Von Alexander Riedel (KNA)
MEDIENPOLITIK - Mit der neuen Wahlperiode haben sich in mehreren Bundestagsfraktionen die Zuständigkeiten für Medienpolitik geändert. Andere Sprecher sind geblieben. Der KNA Mediendienst hat in allen Fraktionen nach den wichtigsten Zielen in diesem Bereich gefragt. Dazu gehört für manche auch die Aufklärung der Vorwürfe bei der Deutschen Welle, die am Mittwoch Thema im zuständigen Ausschuss war.

Berlin (KNA) Manchmal werden politische Themen schnell deutlich größer und drängender.
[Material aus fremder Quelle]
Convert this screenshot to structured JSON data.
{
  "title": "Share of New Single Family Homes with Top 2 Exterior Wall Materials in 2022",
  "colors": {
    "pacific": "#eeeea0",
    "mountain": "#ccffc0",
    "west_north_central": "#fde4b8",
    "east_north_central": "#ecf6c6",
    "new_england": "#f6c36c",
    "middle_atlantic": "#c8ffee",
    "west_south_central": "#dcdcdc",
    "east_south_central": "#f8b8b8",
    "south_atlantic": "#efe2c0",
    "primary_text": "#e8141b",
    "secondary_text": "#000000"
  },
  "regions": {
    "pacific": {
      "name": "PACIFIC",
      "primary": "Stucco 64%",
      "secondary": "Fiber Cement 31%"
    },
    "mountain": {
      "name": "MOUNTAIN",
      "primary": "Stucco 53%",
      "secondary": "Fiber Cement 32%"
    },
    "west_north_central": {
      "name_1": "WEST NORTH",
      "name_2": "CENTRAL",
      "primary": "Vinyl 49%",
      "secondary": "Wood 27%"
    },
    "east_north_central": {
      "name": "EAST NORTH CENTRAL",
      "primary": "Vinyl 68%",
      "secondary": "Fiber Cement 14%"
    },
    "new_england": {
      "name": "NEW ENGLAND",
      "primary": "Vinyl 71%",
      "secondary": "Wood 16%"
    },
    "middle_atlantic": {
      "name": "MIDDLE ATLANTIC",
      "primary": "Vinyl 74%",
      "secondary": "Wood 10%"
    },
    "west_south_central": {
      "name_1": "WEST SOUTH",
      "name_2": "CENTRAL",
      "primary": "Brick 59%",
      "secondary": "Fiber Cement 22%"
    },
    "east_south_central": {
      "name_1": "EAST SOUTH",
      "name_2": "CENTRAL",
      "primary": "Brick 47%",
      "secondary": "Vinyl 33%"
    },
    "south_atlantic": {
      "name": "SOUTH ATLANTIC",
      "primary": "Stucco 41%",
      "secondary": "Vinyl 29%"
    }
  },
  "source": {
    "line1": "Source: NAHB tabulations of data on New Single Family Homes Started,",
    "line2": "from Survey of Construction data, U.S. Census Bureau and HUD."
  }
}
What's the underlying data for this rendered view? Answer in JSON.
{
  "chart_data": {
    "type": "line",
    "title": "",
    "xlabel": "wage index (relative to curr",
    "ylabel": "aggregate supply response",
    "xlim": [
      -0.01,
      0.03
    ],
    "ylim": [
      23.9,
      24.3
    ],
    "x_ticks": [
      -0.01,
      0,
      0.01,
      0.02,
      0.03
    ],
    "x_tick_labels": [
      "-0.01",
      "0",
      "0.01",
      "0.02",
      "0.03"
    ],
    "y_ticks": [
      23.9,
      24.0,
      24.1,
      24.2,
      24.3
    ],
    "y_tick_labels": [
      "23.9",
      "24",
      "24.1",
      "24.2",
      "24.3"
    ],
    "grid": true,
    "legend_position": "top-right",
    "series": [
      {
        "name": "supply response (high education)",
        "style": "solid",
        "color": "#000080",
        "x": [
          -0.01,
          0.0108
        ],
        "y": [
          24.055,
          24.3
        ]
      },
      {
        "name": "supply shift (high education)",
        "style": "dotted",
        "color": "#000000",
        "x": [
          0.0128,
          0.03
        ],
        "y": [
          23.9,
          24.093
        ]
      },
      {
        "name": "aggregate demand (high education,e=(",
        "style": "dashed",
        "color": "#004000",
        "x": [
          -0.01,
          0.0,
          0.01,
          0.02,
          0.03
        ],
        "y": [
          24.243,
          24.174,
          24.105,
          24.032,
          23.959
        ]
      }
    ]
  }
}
So heißt es im Koalitionsvertrag von SPD, Grünen und FDP etwa kurz und knapp: "Den erfolgreichen Ausbau der Deutschen Welle und der Deutsche-Welle-Akademie setzen wir fort." Doch noch bevor Olaf Scholz (SPD) am 8. Dezember als neuer Kanzler vereidigt wurde, waren Antisemitismus-Vorwürfe gegen Mitarbeitende und Partnermedien des deutschen Auslandssenders im arabischen Raum laut geworden. In diesem Jahr kam die russische Retourkutsche wegen der Sperrung des Staatssenders RT DE in Deutschland hinzu.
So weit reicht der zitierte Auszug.